Students who have an income of lower that 18,000 pounds are entitled to cost-of-living grants of 5,161 pounds—almost triple of Scotland’s 1,750 pounds and significantly higher than the maximum grants given in England, which is at around 3,475 pounds. Furthermore, the ceiling for students to stop qualifying for student aid and grants is much higher in Wales than elsewhere in the UK—to be able to be disqualified from availing of student aid and grants, one must have an income of more than 50,000 pounds. In the UK, the ceiling in Scotland is the lowest, at 34,000. The Welsh student care program is also different in that they only need to take out 3,685 pounds for their student fees and the rest is paid for, debt-free, making Welsh students also the least likely to incur student debt.
This sets Wales as a prime example of how student care programs can help students achieve a University degree. Jamie Evans, 21 and a third year student at Aberystwyth University says that the student care programs have made all the difference—otherwise he would definitely not have been able to enroll or maintain his status at University, given the UK’s cost of living.

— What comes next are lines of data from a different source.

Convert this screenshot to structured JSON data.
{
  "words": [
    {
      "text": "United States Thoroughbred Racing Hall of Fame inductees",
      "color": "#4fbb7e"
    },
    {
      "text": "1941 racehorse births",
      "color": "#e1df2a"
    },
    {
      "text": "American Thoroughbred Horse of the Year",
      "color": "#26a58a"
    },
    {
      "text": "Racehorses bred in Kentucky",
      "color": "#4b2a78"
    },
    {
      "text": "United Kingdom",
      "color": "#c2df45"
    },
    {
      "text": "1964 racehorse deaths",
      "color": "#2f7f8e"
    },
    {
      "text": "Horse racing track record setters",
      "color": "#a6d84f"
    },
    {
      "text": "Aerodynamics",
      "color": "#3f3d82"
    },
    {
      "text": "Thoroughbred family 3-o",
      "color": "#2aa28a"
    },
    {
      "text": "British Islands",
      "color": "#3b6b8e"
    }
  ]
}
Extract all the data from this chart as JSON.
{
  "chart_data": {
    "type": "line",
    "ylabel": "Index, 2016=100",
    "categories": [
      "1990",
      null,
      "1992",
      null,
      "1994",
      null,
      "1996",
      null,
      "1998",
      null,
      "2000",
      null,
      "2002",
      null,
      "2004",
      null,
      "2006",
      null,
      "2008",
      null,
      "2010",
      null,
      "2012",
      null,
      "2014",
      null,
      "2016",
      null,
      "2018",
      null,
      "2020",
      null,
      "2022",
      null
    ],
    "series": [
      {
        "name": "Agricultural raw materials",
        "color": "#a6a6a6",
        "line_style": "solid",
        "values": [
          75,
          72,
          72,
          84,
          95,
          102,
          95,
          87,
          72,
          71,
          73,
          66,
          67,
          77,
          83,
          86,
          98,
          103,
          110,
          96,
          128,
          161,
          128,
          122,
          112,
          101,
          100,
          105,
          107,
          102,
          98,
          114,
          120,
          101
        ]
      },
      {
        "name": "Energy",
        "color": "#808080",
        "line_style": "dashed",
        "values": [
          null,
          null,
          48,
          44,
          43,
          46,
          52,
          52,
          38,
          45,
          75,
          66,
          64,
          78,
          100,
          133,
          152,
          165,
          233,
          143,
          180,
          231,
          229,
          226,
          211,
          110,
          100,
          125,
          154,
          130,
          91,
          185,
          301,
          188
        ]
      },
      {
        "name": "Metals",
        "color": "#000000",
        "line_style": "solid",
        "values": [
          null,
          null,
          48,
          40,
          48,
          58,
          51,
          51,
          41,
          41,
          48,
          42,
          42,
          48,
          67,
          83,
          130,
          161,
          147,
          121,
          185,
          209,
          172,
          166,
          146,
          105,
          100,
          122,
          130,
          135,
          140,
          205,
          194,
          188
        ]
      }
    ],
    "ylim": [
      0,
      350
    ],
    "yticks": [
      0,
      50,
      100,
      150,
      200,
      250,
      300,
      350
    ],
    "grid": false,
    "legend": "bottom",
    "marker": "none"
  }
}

Rosa Brown, 20 and a student at Cardiff University says that not a lot of people take the time to know the different policies that surround this benefit for students in Wales and that this is also how she was able to maintain her status at Cardiff, which has recently implemented a tuition fee: keeping in the know.
Francesca Hashemi, 19, who is in her fourth year at the University of West Scotland says that she deeply envies the Welsh student care program. Her current student bursary is only set at 750 pounds, whereas a lot of the Welsh students that she has encountered have liberal bursaries of around 3,000 to 5,000 pounds to cover their cost of living.
The Welsh student care also caters to mature or post-graduate studies, giving the extra grand options should they decide to want to pursue further education. Rhodri Davies-Camplin, a 26-year-old from Pemrbokeshire, Wales recently left his job at a consultancy firm as a junior consultant to pursue a Post Graduate College Education at the Swansea Metropolitan University. He says it’s this liberal grant policy and the supportiveness of his university that really helped him be able to pursue his post graduate degree full-time. Without it, he says that he never would have been able to quit his job and focus. He also adds that the Wales student care programs often send out leaflets which suggest work-at-home means of employments to help students earn extra cash.
The report also features many such reports from Welsh students who are grateful for the way that their student care and education system is run. Wales currently stands as an example to the rest of the UK for student care that helps support students to the best of its abilities.